Un acquerello firmato Hitler e risalente, secondo la casa d’aste americana Nate D.Sanders, specializzata in autografi e cimeli storici, al 1912, quando il futuro dittatore aveva 23 anni, è andato all’asta on line,a un prezzo base di 30mila dollari, ma non è stata acquistato, forse per il soggetto floreale, distante dalle vedute urbane alle quali quali il futuro dittatore, nei tempi in cui si dedicava totalmente alla pittura, assegnava massima importanza. L’opera è stata realizzata rapidamente. Sul quadro (27,3×34,3 cm.) oltre alla firma squadrata A. Hitler, una placchetta con il timbro di Samuel Morgenstern. Morgenstern possedeva una galleria d’arte a Vienna e ha venduto diversi dipinti di Hitler nel 1911.

Ingrandimento della parte floreale del dipinto

Ingrandimento della parte floreale del dipinto

Questo gallerista ebreo era una delle poche persone a ritenere che i quadri del giovane pittore mostrassero il talento dell’artista. La sua galleria fu poi sequestrata quando Hitler salì al potere.

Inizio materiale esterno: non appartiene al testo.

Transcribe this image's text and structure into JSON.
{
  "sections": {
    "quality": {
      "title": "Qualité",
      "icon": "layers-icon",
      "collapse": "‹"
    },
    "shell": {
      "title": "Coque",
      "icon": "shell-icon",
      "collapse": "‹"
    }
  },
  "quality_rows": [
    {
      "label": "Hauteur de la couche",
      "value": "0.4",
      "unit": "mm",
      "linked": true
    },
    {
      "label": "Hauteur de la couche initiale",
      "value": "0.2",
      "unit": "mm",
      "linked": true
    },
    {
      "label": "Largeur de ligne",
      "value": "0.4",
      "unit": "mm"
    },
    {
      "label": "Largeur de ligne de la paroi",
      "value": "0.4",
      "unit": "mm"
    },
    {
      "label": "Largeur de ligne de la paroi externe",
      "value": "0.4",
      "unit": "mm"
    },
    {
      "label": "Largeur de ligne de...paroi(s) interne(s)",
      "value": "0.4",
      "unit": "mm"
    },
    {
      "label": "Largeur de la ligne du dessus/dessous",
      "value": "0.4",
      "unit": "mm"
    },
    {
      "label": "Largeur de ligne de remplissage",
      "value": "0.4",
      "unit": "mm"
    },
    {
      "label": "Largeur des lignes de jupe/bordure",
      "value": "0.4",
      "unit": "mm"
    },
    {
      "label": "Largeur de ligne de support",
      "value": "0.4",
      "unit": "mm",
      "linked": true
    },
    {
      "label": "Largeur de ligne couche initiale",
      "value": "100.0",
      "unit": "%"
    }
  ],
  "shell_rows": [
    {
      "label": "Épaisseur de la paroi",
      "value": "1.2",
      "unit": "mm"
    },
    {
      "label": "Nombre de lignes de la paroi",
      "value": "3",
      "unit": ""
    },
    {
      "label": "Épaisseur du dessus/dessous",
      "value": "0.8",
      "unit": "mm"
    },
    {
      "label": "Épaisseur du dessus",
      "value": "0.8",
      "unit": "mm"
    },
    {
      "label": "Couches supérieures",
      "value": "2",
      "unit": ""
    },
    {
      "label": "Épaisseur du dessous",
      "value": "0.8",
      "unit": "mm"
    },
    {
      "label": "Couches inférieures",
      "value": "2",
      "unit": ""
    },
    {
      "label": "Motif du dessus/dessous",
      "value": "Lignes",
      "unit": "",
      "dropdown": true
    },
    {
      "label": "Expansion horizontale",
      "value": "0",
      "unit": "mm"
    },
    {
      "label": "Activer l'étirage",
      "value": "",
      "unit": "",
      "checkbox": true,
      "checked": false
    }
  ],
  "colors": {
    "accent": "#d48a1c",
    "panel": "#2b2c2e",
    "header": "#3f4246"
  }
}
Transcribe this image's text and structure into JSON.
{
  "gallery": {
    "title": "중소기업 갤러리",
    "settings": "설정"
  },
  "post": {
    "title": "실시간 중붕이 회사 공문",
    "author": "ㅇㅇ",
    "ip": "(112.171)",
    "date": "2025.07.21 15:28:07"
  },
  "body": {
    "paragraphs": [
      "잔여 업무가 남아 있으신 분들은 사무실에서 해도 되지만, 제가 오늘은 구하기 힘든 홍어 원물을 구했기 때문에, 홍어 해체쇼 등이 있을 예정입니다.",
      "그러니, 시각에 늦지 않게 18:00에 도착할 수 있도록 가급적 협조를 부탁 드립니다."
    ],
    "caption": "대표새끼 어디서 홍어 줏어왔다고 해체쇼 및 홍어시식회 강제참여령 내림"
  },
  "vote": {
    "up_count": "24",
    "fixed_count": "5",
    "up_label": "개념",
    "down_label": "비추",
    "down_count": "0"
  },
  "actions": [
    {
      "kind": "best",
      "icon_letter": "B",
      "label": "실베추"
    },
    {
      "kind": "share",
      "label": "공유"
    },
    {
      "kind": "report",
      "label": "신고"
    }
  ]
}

Al di là delle firme e dei timbri risulta piuttosto difficile raggiungere una certezza sull’autografia di opere del dittatore tedesco -a meno che non siano dotate di un tracciato storico inequivocabile – poichè Hitler non aveva uno stile perfettamente delineato e dipingeva come tanti altri artisti della sua epoca, che producevano opere con la finalità di vendere il pezzo.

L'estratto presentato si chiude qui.